As previously reported14, we found no association between Ktrans values and HARM sign, another reported marker of BBB disruption, which was observed in 21 out of 53 of patients in this current study. This can be explained by a different pathophysiological mechanism resulting in HARM sign in contrast to an increased Ktrans. Additional factors influencing HARM sign are infarct size (median volume size 0.73, IQR 0.35-1.89 mL), which showed a large variability in our study cohort, as well as risk factors such as hypertension and diabetes20. Both were reported to have an impact on HARM sign and showed no association with Ktrans values in our study using DCE-MRI, again probably due to the two different techniques applied. We also did not find an association between Ktrans and hemorrhagic transformation, but the number of patients was too small (n=3) for any satisfactory analysis and conclusion.
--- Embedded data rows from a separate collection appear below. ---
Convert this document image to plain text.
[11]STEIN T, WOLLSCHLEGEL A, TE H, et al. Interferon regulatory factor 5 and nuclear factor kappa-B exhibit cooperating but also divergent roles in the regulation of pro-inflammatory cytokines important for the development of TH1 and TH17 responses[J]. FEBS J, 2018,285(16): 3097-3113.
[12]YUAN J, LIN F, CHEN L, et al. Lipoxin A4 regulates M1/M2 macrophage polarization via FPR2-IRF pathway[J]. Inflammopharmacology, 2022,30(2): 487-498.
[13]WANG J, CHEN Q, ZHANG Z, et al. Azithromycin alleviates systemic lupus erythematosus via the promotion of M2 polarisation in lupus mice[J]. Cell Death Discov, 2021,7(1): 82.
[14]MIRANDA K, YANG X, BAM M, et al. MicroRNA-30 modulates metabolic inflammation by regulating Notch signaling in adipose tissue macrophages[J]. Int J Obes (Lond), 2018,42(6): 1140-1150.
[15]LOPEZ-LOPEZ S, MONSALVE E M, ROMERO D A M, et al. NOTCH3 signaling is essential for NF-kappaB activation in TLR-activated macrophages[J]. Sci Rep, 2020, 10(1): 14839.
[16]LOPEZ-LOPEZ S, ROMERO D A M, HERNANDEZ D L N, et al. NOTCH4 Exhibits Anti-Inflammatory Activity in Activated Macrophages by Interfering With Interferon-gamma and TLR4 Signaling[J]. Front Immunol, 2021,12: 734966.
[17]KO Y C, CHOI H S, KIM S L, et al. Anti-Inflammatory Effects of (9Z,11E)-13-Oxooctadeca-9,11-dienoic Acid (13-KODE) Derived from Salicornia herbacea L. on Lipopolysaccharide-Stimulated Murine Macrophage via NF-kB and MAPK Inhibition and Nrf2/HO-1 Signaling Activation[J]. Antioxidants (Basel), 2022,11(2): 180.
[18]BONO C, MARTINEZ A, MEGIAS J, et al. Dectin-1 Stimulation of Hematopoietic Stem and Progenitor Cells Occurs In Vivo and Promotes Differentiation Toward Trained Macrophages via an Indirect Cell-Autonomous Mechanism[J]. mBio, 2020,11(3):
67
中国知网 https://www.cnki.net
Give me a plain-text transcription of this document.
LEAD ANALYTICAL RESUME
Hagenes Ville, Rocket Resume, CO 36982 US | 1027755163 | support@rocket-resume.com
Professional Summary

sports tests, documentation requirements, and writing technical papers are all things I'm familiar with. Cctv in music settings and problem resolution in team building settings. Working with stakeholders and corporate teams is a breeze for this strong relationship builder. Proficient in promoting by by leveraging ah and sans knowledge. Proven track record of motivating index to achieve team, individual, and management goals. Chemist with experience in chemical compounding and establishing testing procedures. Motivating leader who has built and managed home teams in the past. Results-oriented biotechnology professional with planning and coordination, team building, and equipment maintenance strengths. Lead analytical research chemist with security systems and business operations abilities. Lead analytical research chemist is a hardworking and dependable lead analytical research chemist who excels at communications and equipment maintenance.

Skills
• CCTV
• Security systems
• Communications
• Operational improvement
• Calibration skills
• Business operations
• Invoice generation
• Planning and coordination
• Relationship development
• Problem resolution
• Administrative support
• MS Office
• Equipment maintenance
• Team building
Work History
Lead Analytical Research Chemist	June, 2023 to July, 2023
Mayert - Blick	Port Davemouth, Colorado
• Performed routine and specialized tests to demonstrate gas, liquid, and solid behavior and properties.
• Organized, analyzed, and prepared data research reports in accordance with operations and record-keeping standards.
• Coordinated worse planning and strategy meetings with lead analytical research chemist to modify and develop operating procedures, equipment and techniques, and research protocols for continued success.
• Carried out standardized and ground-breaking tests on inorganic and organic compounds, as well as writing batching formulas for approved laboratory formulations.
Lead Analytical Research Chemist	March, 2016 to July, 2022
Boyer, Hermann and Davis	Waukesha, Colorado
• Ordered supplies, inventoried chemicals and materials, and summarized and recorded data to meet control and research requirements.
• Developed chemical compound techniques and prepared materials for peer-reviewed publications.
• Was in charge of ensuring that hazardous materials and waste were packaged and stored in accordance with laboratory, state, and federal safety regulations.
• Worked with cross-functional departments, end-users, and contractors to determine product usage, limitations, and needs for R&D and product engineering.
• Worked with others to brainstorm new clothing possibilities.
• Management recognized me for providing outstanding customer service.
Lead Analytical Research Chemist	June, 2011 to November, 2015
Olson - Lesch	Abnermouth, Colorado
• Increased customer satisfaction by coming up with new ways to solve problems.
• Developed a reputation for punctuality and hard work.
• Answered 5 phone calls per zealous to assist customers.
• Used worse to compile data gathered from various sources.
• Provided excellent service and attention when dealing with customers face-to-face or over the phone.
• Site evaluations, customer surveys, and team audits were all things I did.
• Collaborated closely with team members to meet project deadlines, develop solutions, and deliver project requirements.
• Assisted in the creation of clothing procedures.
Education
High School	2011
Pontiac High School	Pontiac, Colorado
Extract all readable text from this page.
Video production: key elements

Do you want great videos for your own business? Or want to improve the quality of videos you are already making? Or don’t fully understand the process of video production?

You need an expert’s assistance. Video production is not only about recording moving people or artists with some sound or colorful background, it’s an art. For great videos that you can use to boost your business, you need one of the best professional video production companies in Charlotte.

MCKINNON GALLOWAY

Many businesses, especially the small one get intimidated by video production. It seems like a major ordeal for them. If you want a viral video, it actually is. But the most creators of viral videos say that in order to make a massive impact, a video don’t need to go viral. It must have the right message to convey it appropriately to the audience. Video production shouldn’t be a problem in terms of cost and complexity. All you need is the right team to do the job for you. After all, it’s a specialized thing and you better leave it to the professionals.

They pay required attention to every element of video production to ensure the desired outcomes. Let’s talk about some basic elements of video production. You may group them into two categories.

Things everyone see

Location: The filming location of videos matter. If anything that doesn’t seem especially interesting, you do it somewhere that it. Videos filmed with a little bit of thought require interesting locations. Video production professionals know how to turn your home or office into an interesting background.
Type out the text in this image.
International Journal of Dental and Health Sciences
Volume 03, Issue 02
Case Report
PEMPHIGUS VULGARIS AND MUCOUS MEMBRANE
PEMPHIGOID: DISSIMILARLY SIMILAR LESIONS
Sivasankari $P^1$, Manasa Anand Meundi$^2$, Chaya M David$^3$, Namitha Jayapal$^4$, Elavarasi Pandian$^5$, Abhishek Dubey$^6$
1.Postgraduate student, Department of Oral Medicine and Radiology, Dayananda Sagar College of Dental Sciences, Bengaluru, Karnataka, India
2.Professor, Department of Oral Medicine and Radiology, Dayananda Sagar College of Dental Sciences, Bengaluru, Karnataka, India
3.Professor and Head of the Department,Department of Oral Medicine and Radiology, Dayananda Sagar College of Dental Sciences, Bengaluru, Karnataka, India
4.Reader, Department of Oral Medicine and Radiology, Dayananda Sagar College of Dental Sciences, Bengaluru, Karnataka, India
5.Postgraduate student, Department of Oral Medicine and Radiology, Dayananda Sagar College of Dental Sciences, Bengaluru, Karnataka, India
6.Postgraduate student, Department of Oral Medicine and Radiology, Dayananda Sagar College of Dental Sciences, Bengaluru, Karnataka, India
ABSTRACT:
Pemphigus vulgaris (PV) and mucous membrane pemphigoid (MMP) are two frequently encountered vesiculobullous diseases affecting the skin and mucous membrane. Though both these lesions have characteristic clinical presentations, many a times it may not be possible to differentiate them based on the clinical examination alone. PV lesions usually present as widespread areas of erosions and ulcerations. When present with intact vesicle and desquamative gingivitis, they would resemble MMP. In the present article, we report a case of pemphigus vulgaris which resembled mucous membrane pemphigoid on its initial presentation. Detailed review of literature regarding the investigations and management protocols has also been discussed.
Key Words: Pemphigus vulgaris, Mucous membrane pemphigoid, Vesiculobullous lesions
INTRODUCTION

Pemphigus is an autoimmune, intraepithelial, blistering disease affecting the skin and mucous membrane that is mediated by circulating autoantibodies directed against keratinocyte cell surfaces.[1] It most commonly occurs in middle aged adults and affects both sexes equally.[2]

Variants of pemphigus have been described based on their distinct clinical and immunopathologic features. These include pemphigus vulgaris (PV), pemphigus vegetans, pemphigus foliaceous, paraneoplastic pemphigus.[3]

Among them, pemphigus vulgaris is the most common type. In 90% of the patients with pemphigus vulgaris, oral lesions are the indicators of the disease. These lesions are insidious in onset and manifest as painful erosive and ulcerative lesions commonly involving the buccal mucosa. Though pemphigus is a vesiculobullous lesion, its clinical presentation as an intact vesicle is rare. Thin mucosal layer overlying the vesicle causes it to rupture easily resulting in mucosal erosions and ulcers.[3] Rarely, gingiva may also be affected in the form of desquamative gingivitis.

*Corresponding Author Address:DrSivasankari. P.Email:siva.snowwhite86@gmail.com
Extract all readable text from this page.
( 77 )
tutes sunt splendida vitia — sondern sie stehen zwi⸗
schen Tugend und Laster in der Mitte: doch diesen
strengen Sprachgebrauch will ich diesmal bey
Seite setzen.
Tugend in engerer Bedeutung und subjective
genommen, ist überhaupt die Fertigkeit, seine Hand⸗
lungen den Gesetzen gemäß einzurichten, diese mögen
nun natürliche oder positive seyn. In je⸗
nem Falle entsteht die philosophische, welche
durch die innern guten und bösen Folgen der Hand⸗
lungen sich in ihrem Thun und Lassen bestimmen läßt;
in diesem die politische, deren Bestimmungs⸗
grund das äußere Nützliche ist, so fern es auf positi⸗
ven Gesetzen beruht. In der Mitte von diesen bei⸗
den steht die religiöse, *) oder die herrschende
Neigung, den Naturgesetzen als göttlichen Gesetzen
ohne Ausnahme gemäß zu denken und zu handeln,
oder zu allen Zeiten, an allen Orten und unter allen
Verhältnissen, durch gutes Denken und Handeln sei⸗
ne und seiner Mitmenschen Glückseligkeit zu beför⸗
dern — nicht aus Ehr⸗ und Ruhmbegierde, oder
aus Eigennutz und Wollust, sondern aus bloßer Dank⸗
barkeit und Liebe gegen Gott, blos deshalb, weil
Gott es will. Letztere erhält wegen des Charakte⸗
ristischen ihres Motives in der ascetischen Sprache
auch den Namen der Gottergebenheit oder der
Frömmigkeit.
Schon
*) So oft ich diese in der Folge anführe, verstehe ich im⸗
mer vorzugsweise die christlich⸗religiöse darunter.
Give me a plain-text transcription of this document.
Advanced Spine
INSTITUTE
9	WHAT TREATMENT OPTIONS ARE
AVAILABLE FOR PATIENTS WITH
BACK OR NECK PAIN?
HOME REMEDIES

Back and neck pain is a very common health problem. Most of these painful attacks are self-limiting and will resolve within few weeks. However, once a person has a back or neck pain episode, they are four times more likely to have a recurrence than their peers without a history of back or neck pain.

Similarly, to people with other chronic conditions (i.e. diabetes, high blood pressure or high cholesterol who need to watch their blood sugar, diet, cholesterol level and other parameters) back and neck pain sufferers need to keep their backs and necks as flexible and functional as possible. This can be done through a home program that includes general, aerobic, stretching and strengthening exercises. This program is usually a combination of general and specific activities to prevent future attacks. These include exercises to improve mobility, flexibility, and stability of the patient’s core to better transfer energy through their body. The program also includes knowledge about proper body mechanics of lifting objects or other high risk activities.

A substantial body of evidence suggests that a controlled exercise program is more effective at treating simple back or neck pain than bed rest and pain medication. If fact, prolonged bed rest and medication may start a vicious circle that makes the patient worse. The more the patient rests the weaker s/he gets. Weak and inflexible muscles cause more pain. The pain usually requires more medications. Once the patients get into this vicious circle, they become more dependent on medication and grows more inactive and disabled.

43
Our study has some limitations, foremost the small number of patients assigned to each time between symptom onset and imaging category. This was largely due to the fact that many patients who were eligible for mechanical thrombectomy did not receive a DCE-MRI scan, as this would have led to unjustified delays in treatment. This also might have introduced a bias with respect to symptom severity in our cohort, which was clearly skewed towards minor strokes as is reflected in the NIHSS score.
Secondly, the patient sample was very heterogeneous regarding stroke location with infra- as well supratentorial strokes as well as pronounced differences in lesion volumes. The latter might also be contributing to the missing evidence of detectable BBB leakage in the hyperacute stage.
Thirdly, the impact of various risk factors on BBB leakage must be interpreted with caution due to the small number of patients. This is despite the fact that the distribution of the number of risk factors was comparable across the different time groups.
A different and novel promising technique is currently emerging for assessing BBB leakage non-invasively: DP-pCASL (diffusion prepared pseudo-continuous arterial spin labeling) using the water exchange rate across the BBB as a means to describe BBB leakage. Shao et al.21 found a good agreement analyzing BBB leakage using DCE-MRI and DP-pCASL as well as high test-retest reproducibility measuring water exchange rate immediately after and about 6 weeks later in elderly participants with cerebral small vessel disease. Using this technique with an endogeneous contrast agent that is water, more insight into the time course of BBB permeability under various conditions may be obtained.